CVE-2008-4168

Vulnerability

A cross-site scripting (XSS) vulnerability exists in verify_login.jsp in Pro2col Stingray FTS. The form_username parameter (i.e., the user name field) is not sanitized before being reflected in the login page, allowing arbitrary HTML and script injection. The login page itself (/login.jsp) is unauthenticated, so the attack surface is publicly accessible. Affected versions are not explicitly listed in the reference, but the advisory is from 2008 and likely affects all releases up to that point.

Exploitation

The attacker can inject malicious web script or HTML into the form_username parameter via a crafted URL or by submitting a specially crafted form. No authentication is required to reach the login page. The user interaction required is the victim visiting the maliciously crafted login page; the injected script executes in the context of the victim's browser session on the affected server.

Impact

Successful exploitation allows an attacker to execute arbitrary script or HTML in the victim's browser within the security context of the Stingray FTS application.
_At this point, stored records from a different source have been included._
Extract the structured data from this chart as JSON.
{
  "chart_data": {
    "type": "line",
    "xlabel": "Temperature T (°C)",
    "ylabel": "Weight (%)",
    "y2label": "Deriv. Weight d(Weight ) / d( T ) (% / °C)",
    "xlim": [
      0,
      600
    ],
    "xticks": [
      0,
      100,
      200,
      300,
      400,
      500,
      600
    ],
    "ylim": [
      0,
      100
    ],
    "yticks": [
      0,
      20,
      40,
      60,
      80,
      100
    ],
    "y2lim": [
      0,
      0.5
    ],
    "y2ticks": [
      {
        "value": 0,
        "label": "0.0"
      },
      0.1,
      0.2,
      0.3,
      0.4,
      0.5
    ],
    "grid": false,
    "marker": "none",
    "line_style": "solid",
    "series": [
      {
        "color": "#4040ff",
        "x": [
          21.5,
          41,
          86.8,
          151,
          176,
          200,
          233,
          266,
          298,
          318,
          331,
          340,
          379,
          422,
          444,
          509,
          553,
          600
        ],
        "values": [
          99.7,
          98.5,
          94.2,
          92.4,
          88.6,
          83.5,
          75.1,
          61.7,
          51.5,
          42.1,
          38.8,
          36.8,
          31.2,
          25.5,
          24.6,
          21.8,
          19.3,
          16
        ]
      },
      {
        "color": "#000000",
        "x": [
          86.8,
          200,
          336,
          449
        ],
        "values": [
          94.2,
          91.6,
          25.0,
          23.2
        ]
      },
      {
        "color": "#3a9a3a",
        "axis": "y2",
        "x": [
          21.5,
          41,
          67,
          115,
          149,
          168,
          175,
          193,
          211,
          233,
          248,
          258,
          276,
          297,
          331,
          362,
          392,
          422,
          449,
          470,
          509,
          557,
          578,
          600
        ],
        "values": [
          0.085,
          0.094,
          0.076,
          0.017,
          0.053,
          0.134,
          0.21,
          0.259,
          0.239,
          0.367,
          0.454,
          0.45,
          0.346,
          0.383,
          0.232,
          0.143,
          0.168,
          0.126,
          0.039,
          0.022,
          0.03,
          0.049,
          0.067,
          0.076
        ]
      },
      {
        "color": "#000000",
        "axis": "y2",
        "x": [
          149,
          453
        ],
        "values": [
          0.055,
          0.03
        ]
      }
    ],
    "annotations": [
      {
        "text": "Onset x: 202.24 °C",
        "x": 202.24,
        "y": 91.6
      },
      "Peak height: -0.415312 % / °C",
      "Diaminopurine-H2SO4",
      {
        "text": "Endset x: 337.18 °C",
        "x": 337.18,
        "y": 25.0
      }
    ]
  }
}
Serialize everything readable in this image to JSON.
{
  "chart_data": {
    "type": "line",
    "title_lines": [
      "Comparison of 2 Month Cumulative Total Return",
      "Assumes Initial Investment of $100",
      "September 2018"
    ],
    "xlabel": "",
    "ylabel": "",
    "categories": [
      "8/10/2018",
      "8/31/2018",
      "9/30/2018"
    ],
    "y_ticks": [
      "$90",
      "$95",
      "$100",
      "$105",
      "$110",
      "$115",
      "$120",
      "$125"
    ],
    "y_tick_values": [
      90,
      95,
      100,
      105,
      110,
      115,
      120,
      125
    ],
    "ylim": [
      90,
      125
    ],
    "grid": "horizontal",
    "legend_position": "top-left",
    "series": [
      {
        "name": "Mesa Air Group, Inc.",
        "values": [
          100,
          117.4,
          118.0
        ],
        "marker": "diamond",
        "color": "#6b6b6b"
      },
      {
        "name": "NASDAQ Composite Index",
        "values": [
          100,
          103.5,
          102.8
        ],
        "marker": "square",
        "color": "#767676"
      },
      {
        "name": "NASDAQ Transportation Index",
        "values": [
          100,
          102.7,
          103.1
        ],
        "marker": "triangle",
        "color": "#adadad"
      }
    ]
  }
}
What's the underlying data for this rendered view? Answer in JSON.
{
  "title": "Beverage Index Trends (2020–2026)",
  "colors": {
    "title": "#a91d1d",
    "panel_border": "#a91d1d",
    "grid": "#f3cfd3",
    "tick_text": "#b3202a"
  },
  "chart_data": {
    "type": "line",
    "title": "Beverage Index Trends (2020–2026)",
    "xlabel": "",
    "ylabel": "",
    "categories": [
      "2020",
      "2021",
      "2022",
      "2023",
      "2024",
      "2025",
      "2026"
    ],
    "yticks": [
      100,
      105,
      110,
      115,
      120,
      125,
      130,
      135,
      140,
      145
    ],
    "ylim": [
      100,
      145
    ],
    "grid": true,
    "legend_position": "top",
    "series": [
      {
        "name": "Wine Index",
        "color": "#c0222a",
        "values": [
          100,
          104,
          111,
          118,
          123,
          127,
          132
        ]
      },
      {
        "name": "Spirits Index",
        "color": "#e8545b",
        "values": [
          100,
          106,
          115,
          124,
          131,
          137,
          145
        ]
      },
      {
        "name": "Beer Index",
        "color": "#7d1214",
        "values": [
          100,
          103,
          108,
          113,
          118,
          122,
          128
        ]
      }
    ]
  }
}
This could lead to session hijacking, credential theft, or defacement of the login page. Since the login page is unauthenticated, the attacker can target any user or administrator who visits the malicious link. The scope of compromise is bounded by the browser's same-origin policy, but the attacker gains full access to the victim's interaction with the application.

Mitigation

The reference [1] does not provide information about a patched version or a release date for a fix. As of the advisory publication date (September 2008), no vendor-supplied mitigation was documented in the available sources. Administrators should contact Pro2col directly for updated versions or apply generic XSS mitigation such as input encoding on the server side for the form_username parameter.